La société SEMAG a demandé que la société Vuillet et son assureur soient déboutés de leurs demandes, subsidiairement que sa condamnation soit prononcée solidairement avec celle des sociétés Krone et Amazone.

La société Amazone a conclu au rejet des demandes formées à son encontre, ou, à défaut, que la société Krone la garantisse de toute condamnation, qu'elle estimait ne pouvoir en tout état de cause excéder 113 000 euros.

La société Krone a réclamé le rejet des demandes des autres parties à son encontre, à défaut a demandé une contre-expertise aux fins de déterminer l'origine des désordres, et a contesté les indemnisations sollicitées.

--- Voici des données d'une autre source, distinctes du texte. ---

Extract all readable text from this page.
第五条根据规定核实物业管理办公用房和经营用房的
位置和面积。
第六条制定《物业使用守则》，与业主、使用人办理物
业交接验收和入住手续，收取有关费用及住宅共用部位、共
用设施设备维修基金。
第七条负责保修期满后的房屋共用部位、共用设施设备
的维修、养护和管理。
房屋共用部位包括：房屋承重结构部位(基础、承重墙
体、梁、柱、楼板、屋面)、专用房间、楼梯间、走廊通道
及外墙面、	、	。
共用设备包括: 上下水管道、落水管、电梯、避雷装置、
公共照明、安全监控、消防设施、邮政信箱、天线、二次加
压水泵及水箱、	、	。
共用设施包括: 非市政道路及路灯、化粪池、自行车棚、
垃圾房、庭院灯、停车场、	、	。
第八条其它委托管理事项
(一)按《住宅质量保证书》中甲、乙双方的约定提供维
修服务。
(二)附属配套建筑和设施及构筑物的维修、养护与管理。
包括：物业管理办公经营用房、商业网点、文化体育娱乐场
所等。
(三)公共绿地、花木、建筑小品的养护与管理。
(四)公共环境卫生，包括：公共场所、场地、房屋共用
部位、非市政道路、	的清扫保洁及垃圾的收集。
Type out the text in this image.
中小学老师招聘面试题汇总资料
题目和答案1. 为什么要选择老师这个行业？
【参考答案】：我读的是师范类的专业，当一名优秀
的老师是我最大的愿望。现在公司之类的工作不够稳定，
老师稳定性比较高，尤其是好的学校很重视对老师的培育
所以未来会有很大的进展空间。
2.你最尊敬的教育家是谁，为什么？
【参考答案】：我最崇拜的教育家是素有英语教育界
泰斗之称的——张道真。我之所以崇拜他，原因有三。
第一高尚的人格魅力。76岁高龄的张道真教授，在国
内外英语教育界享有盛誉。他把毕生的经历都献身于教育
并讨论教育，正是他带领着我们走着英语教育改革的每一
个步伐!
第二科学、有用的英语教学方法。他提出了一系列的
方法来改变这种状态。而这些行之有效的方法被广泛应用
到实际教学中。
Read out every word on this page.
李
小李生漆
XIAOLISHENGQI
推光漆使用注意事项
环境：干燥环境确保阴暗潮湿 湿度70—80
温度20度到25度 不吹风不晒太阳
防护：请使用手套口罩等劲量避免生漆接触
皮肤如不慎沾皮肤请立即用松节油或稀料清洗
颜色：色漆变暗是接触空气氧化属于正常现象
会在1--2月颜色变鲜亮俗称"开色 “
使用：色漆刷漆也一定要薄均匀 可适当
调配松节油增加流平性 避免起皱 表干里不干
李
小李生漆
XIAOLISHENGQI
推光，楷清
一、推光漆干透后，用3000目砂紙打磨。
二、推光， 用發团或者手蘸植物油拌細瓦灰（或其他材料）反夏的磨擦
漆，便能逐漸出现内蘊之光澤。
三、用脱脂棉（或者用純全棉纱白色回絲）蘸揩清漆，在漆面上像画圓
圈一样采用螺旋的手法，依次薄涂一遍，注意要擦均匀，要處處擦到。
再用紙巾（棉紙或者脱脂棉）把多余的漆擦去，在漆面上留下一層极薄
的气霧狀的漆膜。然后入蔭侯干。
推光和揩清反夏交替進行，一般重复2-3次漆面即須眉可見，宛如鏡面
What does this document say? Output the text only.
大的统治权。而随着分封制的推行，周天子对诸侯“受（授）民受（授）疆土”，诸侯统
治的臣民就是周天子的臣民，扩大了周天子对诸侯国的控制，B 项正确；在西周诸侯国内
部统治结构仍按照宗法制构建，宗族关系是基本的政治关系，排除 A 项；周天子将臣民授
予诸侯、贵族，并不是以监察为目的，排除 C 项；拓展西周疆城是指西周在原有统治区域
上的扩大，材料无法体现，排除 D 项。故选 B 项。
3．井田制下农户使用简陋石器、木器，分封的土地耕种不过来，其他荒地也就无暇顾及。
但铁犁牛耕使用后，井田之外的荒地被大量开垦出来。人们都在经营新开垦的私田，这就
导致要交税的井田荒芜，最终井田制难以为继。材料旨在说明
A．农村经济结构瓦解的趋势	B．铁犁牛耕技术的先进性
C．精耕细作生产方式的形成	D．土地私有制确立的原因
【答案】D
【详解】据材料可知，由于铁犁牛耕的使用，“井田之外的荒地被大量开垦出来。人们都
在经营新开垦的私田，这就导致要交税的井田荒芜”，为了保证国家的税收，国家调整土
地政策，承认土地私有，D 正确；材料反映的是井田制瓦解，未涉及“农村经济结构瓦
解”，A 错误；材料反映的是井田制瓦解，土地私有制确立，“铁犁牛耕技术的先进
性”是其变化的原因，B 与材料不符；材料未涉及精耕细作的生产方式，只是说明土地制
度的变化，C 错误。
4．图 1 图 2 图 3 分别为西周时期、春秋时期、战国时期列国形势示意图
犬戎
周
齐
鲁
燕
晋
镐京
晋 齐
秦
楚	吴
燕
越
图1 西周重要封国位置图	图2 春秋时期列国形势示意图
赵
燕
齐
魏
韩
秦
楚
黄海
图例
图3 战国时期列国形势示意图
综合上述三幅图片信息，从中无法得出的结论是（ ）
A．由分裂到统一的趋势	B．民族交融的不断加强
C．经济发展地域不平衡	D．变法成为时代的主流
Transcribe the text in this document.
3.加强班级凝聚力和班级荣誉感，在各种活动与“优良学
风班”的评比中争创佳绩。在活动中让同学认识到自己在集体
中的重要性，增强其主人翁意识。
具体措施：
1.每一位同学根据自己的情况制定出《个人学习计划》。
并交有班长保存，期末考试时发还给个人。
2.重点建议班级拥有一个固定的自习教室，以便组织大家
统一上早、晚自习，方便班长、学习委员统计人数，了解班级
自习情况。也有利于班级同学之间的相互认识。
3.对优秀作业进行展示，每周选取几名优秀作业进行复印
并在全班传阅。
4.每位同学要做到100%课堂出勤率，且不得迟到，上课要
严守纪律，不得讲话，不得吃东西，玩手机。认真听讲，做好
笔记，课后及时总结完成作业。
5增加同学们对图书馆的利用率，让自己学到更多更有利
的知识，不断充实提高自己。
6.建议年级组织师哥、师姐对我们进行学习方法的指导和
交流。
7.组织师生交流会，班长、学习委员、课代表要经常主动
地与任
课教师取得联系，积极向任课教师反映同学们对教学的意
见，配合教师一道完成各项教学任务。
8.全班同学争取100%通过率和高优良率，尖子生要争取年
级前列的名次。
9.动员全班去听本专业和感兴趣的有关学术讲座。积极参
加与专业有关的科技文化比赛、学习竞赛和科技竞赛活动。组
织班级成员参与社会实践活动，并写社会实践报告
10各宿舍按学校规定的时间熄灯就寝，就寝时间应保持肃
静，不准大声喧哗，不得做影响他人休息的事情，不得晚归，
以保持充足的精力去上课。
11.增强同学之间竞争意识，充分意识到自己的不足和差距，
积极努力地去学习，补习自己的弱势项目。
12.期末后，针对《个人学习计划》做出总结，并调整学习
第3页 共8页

Par jugement en date du 29 juillet 2021, le tribunal a :

Moyens

- déclaré irrecevables les conclusions récapitulatives ainsi que la pièce n° 19, notifiées le 12 mai 2021 par la société à responsabilité limitée Vuillet ;

- débouté la société MMA et la société Vuillet de leurs demandes ;

- condamné in solidum la société MMA et la société Vuillet à verser, en application de l'article 700 du code de procédure civile, la somme de 4 500 euros à chacune des sociétés SEMAG, Amazone et Krone France ;

- condamné in solidum la société MMA et la société Vuillet aux dépens.

Pour parvenir à cette décision, le tribunal a retenu :

- que la notification des conclusions du 12 mai 2021 et de la pièce n° 19 étaient intervenues après l'ordonnance de clôture du 6 mai 2021 et étaient donc irrecevables en vertu de l'article 802 alinéa 1er du code de procédure civile ;

- que la facture de la société Amazone en date du 24 décembre 2014 prévoyait une extension de garantie de deux ans, pièces et main-d’œuvre, consentie par le constructeur, sous réserve d'une révision annuelle validée par l'inspecteur régional, les pièces d'usure et les accidents en étant exclus ; que la société Krone, contrairement à ce qu'elle soutenait, était tenue de cette garantie selon le protocole de séparation conclu le 29 juin 2016 avec les sociétés Krone GmbH, Krone KG et Amazone, par lequel elle s'engageait à reprendre à compter du 1er juillet 2016 la garantie des produits livrés en France jusqu'à cette date ; que, cependant, la société Krone n'était tenue que dans les limites de cette garantie, qui n'était due que si l'acquéreur avait réalisé une révision de la presse au cours de la première année, ce qui n'était pas démontré en l'espèce ;

- que, concernant la garantie de conformité, la société Vuillet avait accepté la presse sans réserve, de sorte qu'un défaut de conformité ne pouvait plus être invoqué en raison d'une absence de protection contre l'amoncellement de pailles et de poussière ; qu'au surplus, le fait que la société Krone n'ait pu fournir aucun certificat de conformité autorisant l'évolution du matériel était sans emport pour apprécier si la presse était conforme à la commande ;

- que l'expert judiciaire affirmait que la presse n'était pas dotée de protections suffisantes installées par le constructeur pour éviter l'agglomération de paille et de poussières en partie haute du châssis, ce qui entraînait nécessairement un risque d'incendie ; que, pour arriver à cette conclusion, et conclure à un défaut de fabrication, l'expert ne s'était appuyé que sur une seule source d'information, en l'occurrence un article du site Agrisur consultable en ligne ; que cette unique source, contestée par la société Krone, n'avait pas été complétée par d'autres avis sur un aspect essentiel de la démonstration développée par l'expert relatif à la température à laquelle le risque d`inflammation de la paille et du foin devenait réel , que cette conclusion était, au final, trop générale pour être retenue comme étant la seule cause de l'incendie, de sorte que la réalité du vice caché n'était pas démontrée.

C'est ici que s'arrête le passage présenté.